6 Ways to Get the Green Benefits without the Green Roof

For the 90-some percent of us for whom a living roof doesn’t make sense, the benefits of such a roof are still attainable. Our experts have weighed in on the various ways to achieve a green roof's benefits without planting your roof.

 Who wouldn’t want a green roof that doubles as a lovely rooftop garden and the ultimate sustainable home centerpiece? Unfortunately, it only really makes sense for a select few homes with particular structures and settings. 

The best candidates for residential green roofs are flat-roofed structures in urban centers. It sounds counterintuitive, but as John Messerschmidt points out, planting a green roof in the countryside doesn’t make a ton of sense. “In the city, people claim a green roof will save energy, reduce the heat island effect, and prevent stormwater from overflowing the sewers,” he writes. “A cabin in the woods doesn't have the second two problems, and I doubt there would be enough energy savings to justify the expense, so there is no real reason to install a green roof [in a rural setting] unless you want a real expensive squirrel feeder.”

For those who could realistically install a green roof, there are a number of considerations, ranging from what to plant to how to irrigate. Check our green roof Q&As to see what other homeowners and contractors are saying about modular green roof products, extensive vs. intensive substrates, and irrigation.  

For the 90-some percent of us for whom a living roof doesn’t make sense, the benefits of such a roof are still attainable. Susan Wisniewski compiled the following list of green roof benefits, in her Q&A "What's the difference between a green roof and a white roof?", and our experts have weighed in on the various ways to achieve them without planting your roof. 

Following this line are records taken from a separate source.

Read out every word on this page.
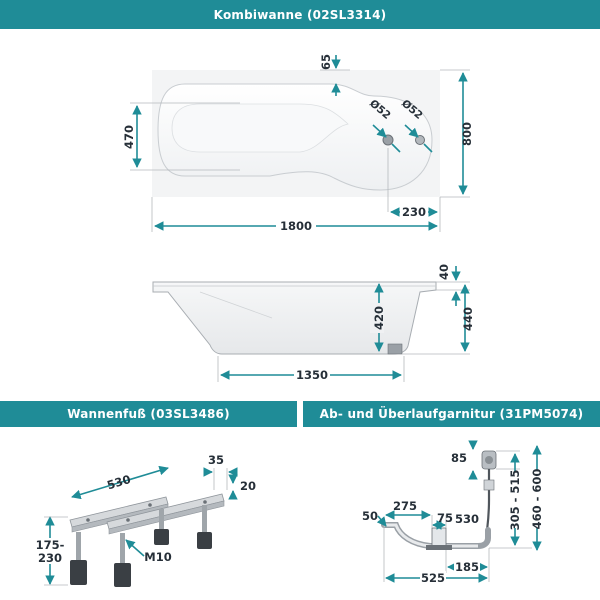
Kombiwanne (02SL3314)
Wannenfuß (03SL3486)	Ab- und Überlaufgarnitur (31PM5074)
470	800
65
1800
230
Ø52 Ø52
40
440
420
1350
530
35
20
175-
230	M10
85
305 - 515 460 - 600
275
50	75 530
185
525
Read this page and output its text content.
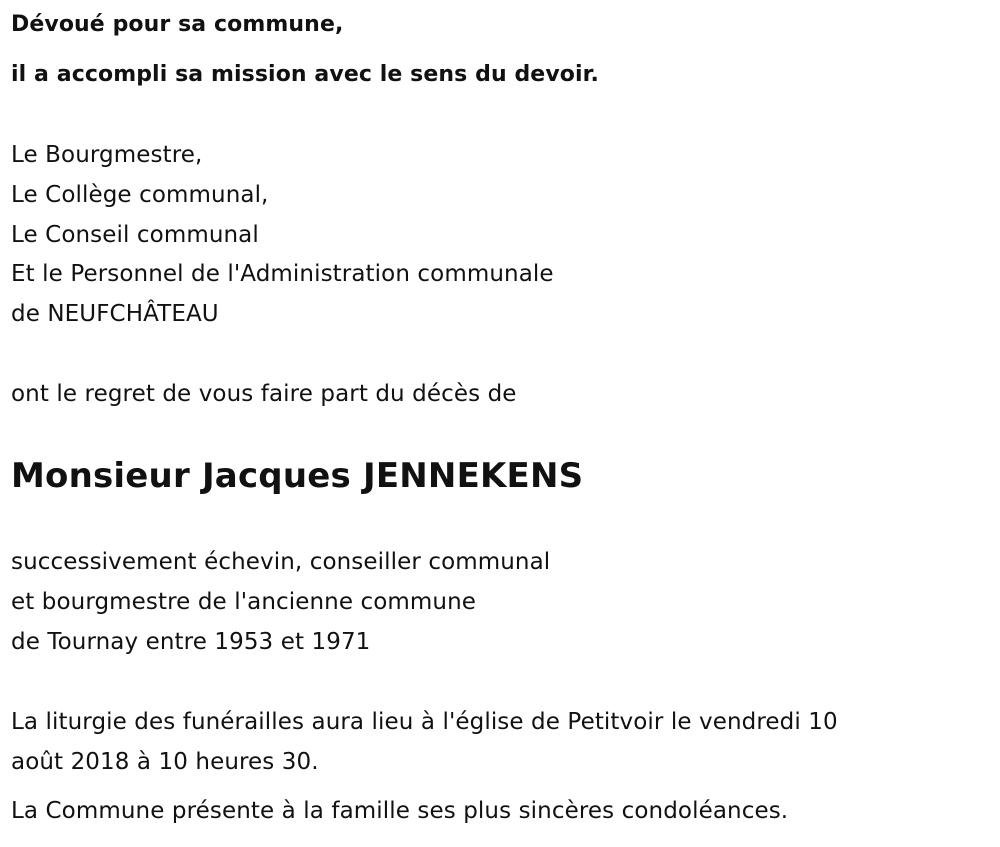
Dévoué pour sa commune,
il a accompli sa mission avec le sens du devoir.
Le Bourgmestre,
Le Collège communal,
Le Conseil communal
Et le Personnel de l'Administration communale
de NEUFCHÂTEAU
ont le regret de vous faire part du décès de
Monsieur Jacques JENNEKENS
successivement échevin, conseiller communal
et bourgmestre de l'ancienne commune
de Tournay entre 1953 et 1971
La liturgie des funérailles aura lieu à l'église de Petitvoir le vendredi 10
août 2018 à 10 heures 30.
La Commune présente à la famille ses plus sincères condoléances.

Reduced storm-water runoff

First, consider rainwater harvesting. Christian Keinapfel, an architect with Paravant Architektur, writes: “Collecting water from the roof is most of the time the simplest form especially if you have an existing building with rain gutters – the classical rain barrel.”

There are also companies out there that offer more sophisticated systems, which filter roof runoff and store the water in tanks. It can then be used for irrigation or for flushing toilets as part of a greywater system.

Those with concrete driveways or pathways around their homes may also want to think about installing porous (or permeable) pavement, which allow liquids to pass through them and are thus an excellent method to use stormwater on-site and minimize the environmental impact of pollutants (such as engine oil or antifreeze from parking lots) carried by storm runoff. Check out this Q&A for more details.


Provides habitat

Plant a sustainable landscape, using native plants and trees. Even if you’ve only got a tiny square of a yard, the addition of native plants can help provide ground cover and habitat for birds, insects and other animals. As an added bonus, the plants will also absorb storm-water runoff.

No matter what sort of garden you have, eliminate pesticides and herbicides from it. Architect Tammy Schwolsky, LEED AP, recommends a blend of cloves, vinegar and lemon juices as a natural herbicide, while landscape architect Sherri Osaka has some great tips for a poison free, natural lawn. Both options have the added benefit of making your stormwater runoff less toxic as well.


Extends the life of a roof membrane

Choosing more durable materials, such as concrete, tiles or metal, will also extend the life the roof membrane, and come with additional energy-efficiency benefits as well.

Irrespective of the material, an elastomeric rooftop coating could help extend lifespan as well. Expert Martin Grohman is quick to point out that if your roof is already falling apart, a coating isn’t going to save it, but says that for an intact roof that’s aging, you might find big benefits -- energy savings, reduced thermal stresses, and an extended roof life -- with a coating.


Increases insulation and energy efficiency, and reduces heat island effect

There are a number of ways your roof can improve the insulation and energy efficiency of your home without any plants or soil atop it. Cool roof coatings can minimize heat capture, a radiant barrier can reflect heat rather than absorbing it, and insulating your roof from below or above is a great option as well.


Provides aesthetic value

There are many available roofing materials that are both aesthetically pleasing and sustainable. Cool roof coatings are available in myriad colors, EcoStar’s Majestic Slate tiles offer the Arts & Crafts look of wood shake without the durability problems, coated steel roofs can be both visually appealing and a major boost to energy efficiency. Cynthia Phakos outlines these and other options in this Q&A.

In addition to rooftop materials and coatings, some may even want to consider a low-profile rooftop solar installation that will both look cool and generate renewable energy.


Offsets your home’s footprint

In addition to all their other benefits, green roofs are meant to, as Richard Heller puts it, “replace the piece of ecosystem eliminated by the footprint of the building.” While it’s difficult to go quite that far without the green roof, there are, of course many ways to reduce your home’s footprint.

Architect and author Eric Corey Freed suggests starting with heating and cooling in his Q&A "What can I do to reduce my home's carbon footprint?", but the options range from green landscaping to a low flow toilet to simple things such as programmable thermostats and other ideas for making yours a more energy efficient home.